Preserve provas da origem dos bens particulares. Se você recebeu herança, doação ou adquiriu bens antes do casamento, mantenha documentação que comprove a origem.

Busque assessoria jurídica especializada desde o início. A orientação de um advogado com experiência em direito de família e planejamento patrimonial é determinante para evitar perdas.

Quando procurar um advogado especializado

A partilha de bens exige conhecimento técnico aprofundado e sensibilidade para lidar com as particularidades de cada situação. A atuação de um advogado especializado é indispensável quando há patrimônio relevante ou complexo envolvido, quando existem divergências entre os cônjuges, quando há suspeita de ocultação patrimonial, ou quando o casal deseja realizar a partilha de forma consensual e extrajudicial com segurança jurídica.

Conclusão

A partilha de bens é um dos capítulos mais importantes do encerramento de uma relação conjugal. Compreender com clareza o que deve ser dividido e o que permanece como patrimônio exclusivo é o primeiro passo para atravessar esse momento com segurança, equilíbrio e respeito aos seus direitos.

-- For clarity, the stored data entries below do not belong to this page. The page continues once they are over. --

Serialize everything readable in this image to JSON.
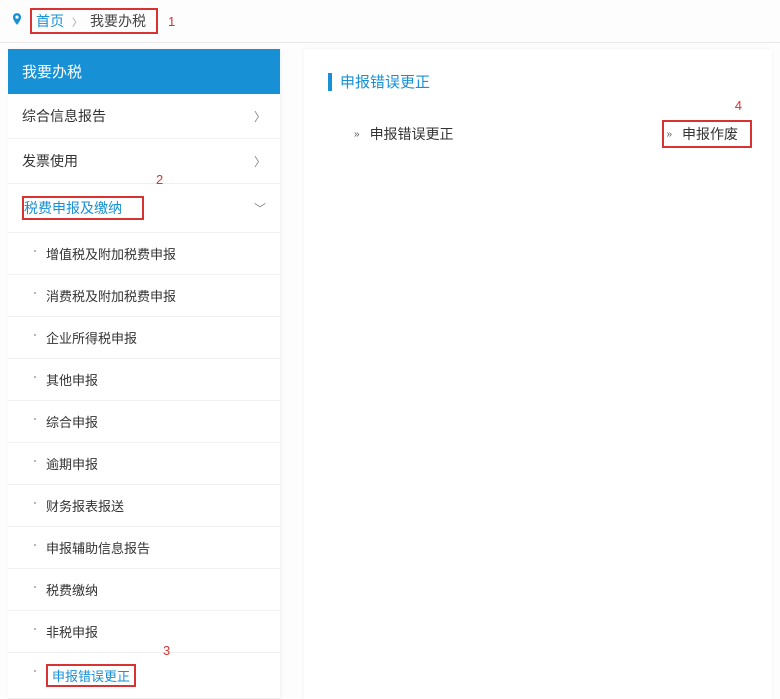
{
  "breadcrumb": {
    "home": "首页",
    "current": "我要办税"
  },
  "annotations": {
    "a1": "1",
    "a2": "2",
    "a3": "3",
    "a4": "4"
  },
  "sidebar": {
    "title": "我要办税",
    "items": {
      "i0": "综合信息报告",
      "i1": "发票使用",
      "i2": "税费申报及缴纳"
    },
    "sub": {
      "s0": "增值税及附加税费申报",
      "s1": "消费税及附加税费申报",
      "s2": "企业所得税申报",
      "s3": "其他申报",
      "s4": "综合申报",
      "s5": "逾期申报",
      "s6": "财务报表报送",
      "s7": "申报辅助信息报告",
      "s8": "税费缴纳",
      "s9": "非税申报",
      "s10": "申报错误更正"
    }
  },
  "content": {
    "title": "申报错误更正",
    "item1": "申报错误更正",
    "item2": "申报作废"
  }
}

O Código Civil brasileiro oferece regras claras, e a jurisprudência dos tribunais superiores tem consolidado entendimentos relevantes sobre temas modernos como previdência privada, FGTS e criptomoedas. No entanto, cada caso possui particularidades que exigem análise individualizada e orientação especializada.

Se você está enfrentando ou se preparando para uma partilha de bens, não tome decisões sem antes compreender plenamente os seus direitos. A proteção do seu patrimônio começa com informação de qualidade e acompanhamento jurídico estratégico.

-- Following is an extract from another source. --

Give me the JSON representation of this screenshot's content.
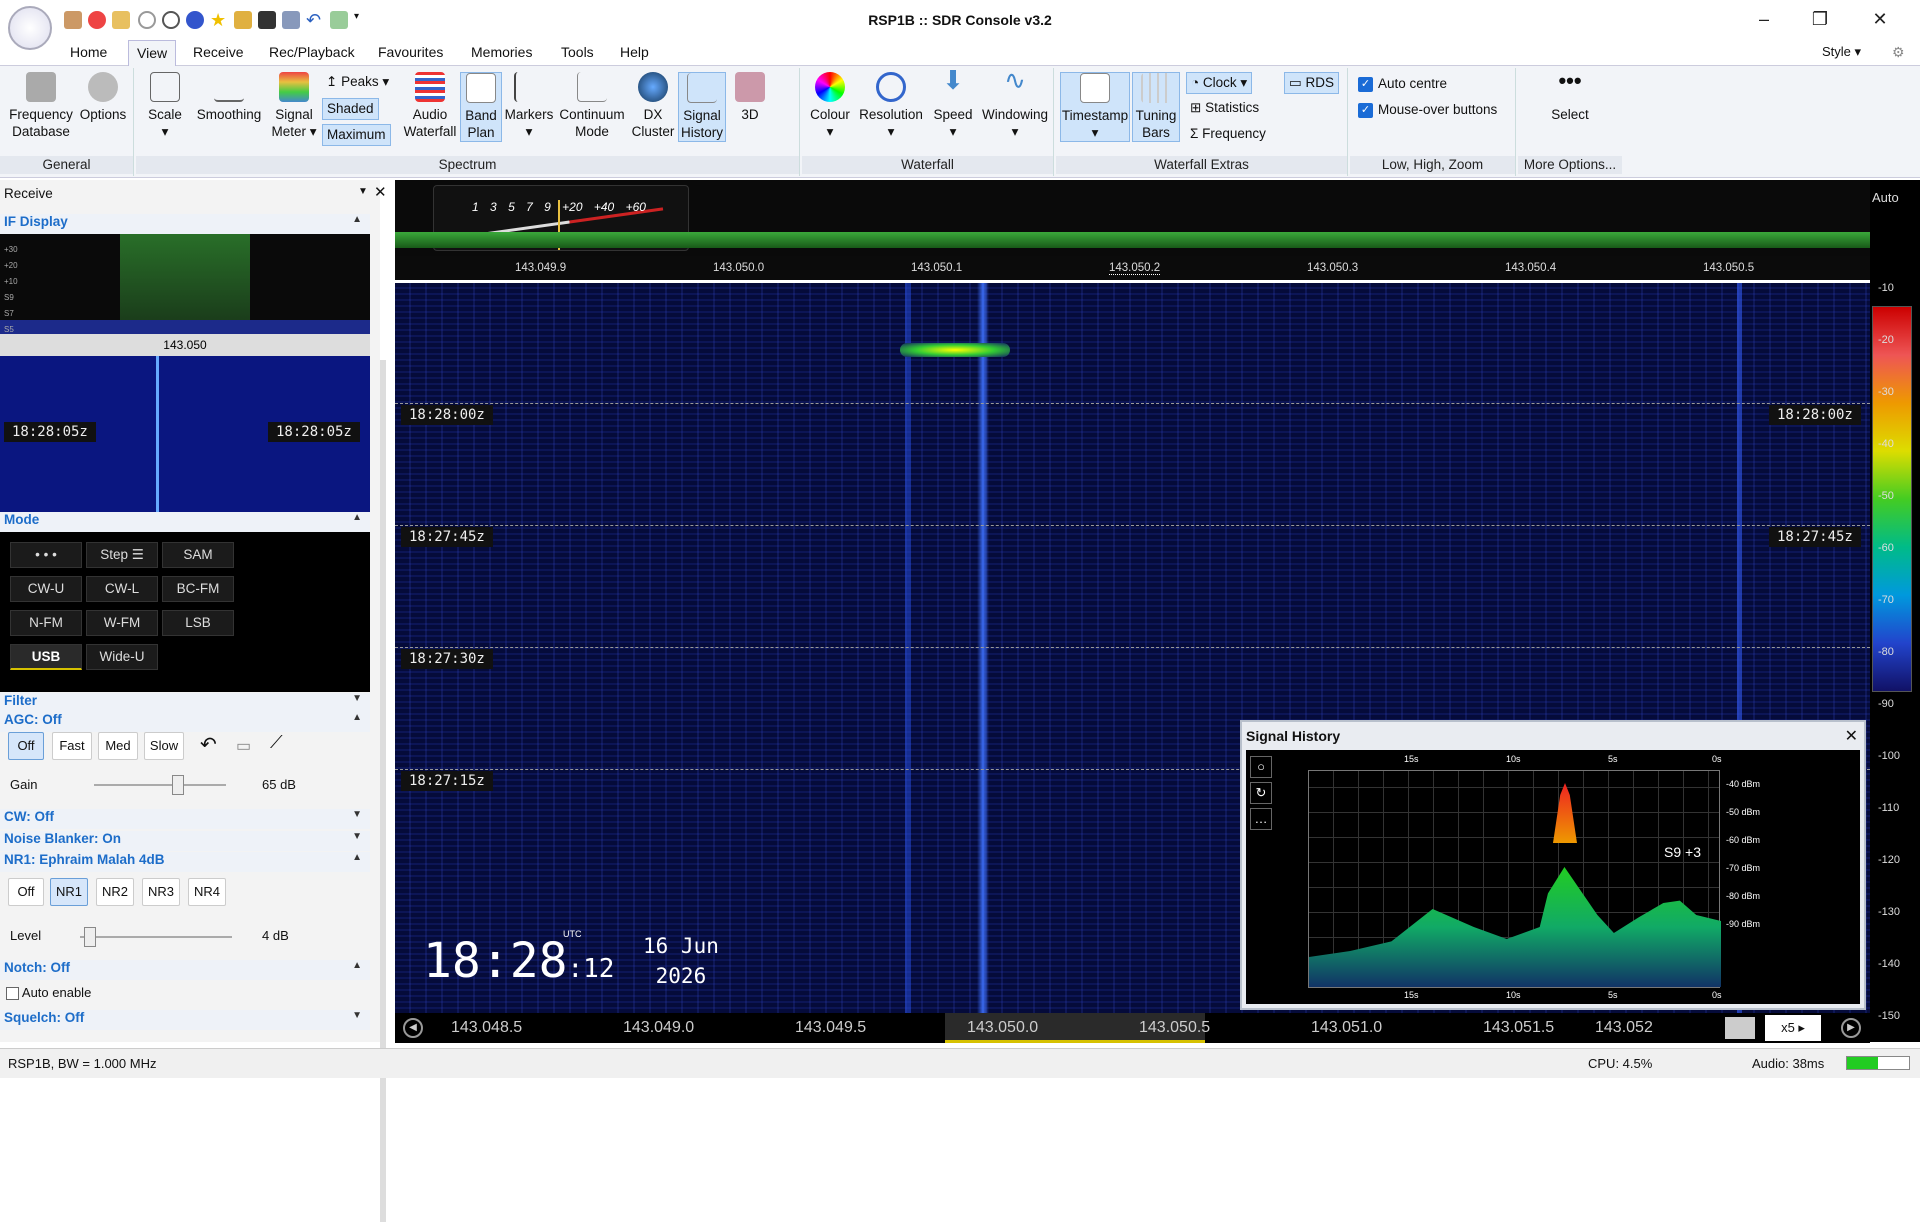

Perguntas frequentes sobre partilha de bens

O que entra na partilha de bens no divórcio?

Na comunhão parcial, entram na partilha todos os bens adquiridos a título oneroso durante o casamento, incluindo imóveis, veículos, investimentos, saldo do FGTS depositado na constância da união e previdência privada do tipo PGBL.

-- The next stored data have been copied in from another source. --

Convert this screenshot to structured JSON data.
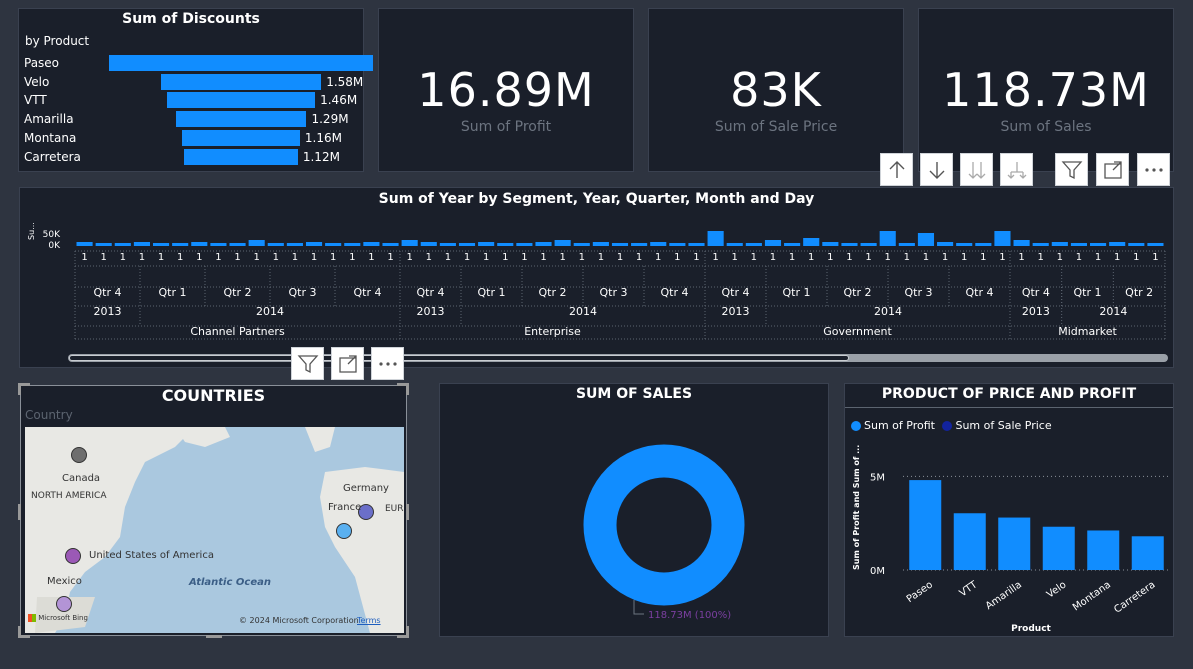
{
  "discounts": {
    "title": "Sum of Discounts",
    "subtitle": "by Product",
    "items": [
      {
        "label": "Paseo",
        "value": 2.6,
        "display": ""
      },
      {
        "label": "Velo",
        "value": 1.58,
        "display": "1.58M"
      },
      {
        "label": "VTT",
        "value": 1.46,
        "display": "1.46M"
      },
      {
        "label": "Amarilla",
        "value": 1.29,
        "display": "1.29M"
      },
      {
        "label": "Montana",
        "value": 1.16,
        "display": "1.16M"
      },
      {
        "label": "Carretera",
        "value": 1.12,
        "display": "1.12M"
      }
    ]
  },
  "kpis": [
    {
      "value": "16.89M",
      "label": "Sum of Profit"
    },
    {
      "value": "83K",
      "label": "Sum of Sale Price"
    },
    {
      "value": "118.73M",
      "label": "Sum of  Sales"
    }
  ],
  "toolbar_icons": [
    "drill-up-icon",
    "drill-down-icon",
    "expand-all-icon",
    "expand-next-icon",
    "filter-icon",
    "focus-mode-icon",
    "more-options-icon"
  ],
  "timeline": {
    "title": "Sum of Year by Segment, Year, Quarter, Month and Day",
    "y_label": "Su...",
    "y_ticks": [
      "50K",
      "0K"
    ],
    "row_day": "1",
    "segments": [
      {
        "name": "Channel Partners",
        "years": [
          {
            "year": "2013",
            "quarters": [
              "Qtr 4"
            ]
          },
          {
            "year": "2014",
            "quarters": [
              "Qtr 1",
              "Qtr 2",
              "Qtr 3",
              "Qtr 4"
            ]
          }
        ]
      },
      {
        "name": "Enterprise",
        "years": [
          {
            "year": "2013",
            "quarters": [
              "Qtr 4"
            ]
          },
          {
            "year": "2014",
            "quarters": [
              "Qtr 1",
              "Qtr 2",
              "Qtr 3",
              "Qtr 4"
            ]
          }
        ]
      },
      {
        "name": "Government",
        "years": [
          {
            "year": "2013",
            "quarters": [
              "Qtr 4"
            ]
          },
          {
            "year": "2014",
            "quarters": [
              "Qtr 1",
              "Qtr 2",
              "Qtr 3",
              "Qtr 4"
            ]
          }
        ]
      },
      {
        "name": "Midmarket",
        "years": [
          {
            "year": "2013",
            "quarters": [
              "Qtr 4"
            ]
          },
          {
            "year": "2014",
            "quarters": [
              "Qtr 1",
              "Qtr 2"
            ]
          }
        ]
      }
    ]
  },
  "countries": {
    "title": "COUNTRIES",
    "field": "Country",
    "map_labels": {
      "north_america": "NORTH AMERICA",
      "ocean": "Atlantic Ocean",
      "europe": "EUR"
    },
    "points": [
      {
        "name": "Canada",
        "color": "#6e6e6e"
      },
      {
        "name": "United States of America",
        "color": "#9b59b6"
      },
      {
        "name": "Mexico",
        "color": "#b394d6"
      },
      {
        "name": "Germany",
        "color": "#6b6fc9"
      },
      {
        "name": "France",
        "color": "#5ab0f0"
      }
    ],
    "copyright": "© 2024 Microsoft Corporation",
    "terms": "Terms",
    "bing": "Microsoft Bing"
  },
  "sales": {
    "title": "SUM OF SALES",
    "label": "118.73M (100%)"
  },
  "chart_data": {
    "type": "bar",
    "title": "PRODUCT OF PRICE AND PROFIT",
    "categories": [
      "Paseo",
      "VTT",
      "Amarilla",
      "Velo",
      "Montana",
      "Carretera"
    ],
    "series": [
      {
        "name": "Sum of Profit",
        "values": [
          4.8,
          3.03,
          2.8,
          2.31,
          2.11,
          1.8
        ],
        "color": "#118dff"
      },
      {
        "name": "Sum of Sale Price",
        "values": [
          0.02,
          0.01,
          0.01,
          0.01,
          0.01,
          0.01
        ],
        "color": "#12239e"
      }
    ],
    "xlabel": "Product",
    "ylabel": "Sum of Profit and Sum of ...",
    "y_ticks": [
      "5M",
      "0M"
    ],
    "ylim": [
      0,
      6.3
    ]
  }
}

Herança recebida durante o casamento deve ser dividida?

Não. Bens recebidos por herança ou doação são considerados particulares e não se comunicam, independentemente de terem sido recebidos durante o casamento, conforme o artigo 1.659, inciso I, do Código Civil.

Criptomoedas entram na partilha de bens?

Sim, quando adquiridas durante o casamento. A jurisprudência tem aplicado às criptomoedas as mesmas regras dos demais bens móveis, sendo o valor de referência aquele apurado na data do divórcio.

O FGTS deve ser dividido na partilha?

Sim. O Superior Tribunal de Justiça consolidou o entendimento de que o saldo do FGTS depositado durante a constância do casamento ou da união estável deve ser partilhado, ainda que o saque não tenha sido realizado.

A previdência privada entra na partilha?

Depende do tipo. O PGBL, por ter natureza de investimento, é partilhável. O VGBL, por sua natureza securitária, tem sido excluído da partilha pela jurisprudência majoritária.

Bens adquiridos antes do casamento devem ser divididos?

Não. Na comunhão parcial, os bens anteriores ao casamento são considerados particulares e permanecem como patrimônio exclusivo de quem os adquiriu.

Acordo de partilha feito por documento particular tem validade?

Não. O STJ já decidiu que a partilha de bens deve ser formalizada por escritura pública ou por decisão judicial, sendo inválida a divisão feita por instrumento particular.

Os frutos dos bens particulares entram na partilha?

Sim. Os rendimentos gerados por bens particulares durante o casamento, como aluguéis e dividendos, comunicam-se e integram o patrimônio comum sujeito à partilha.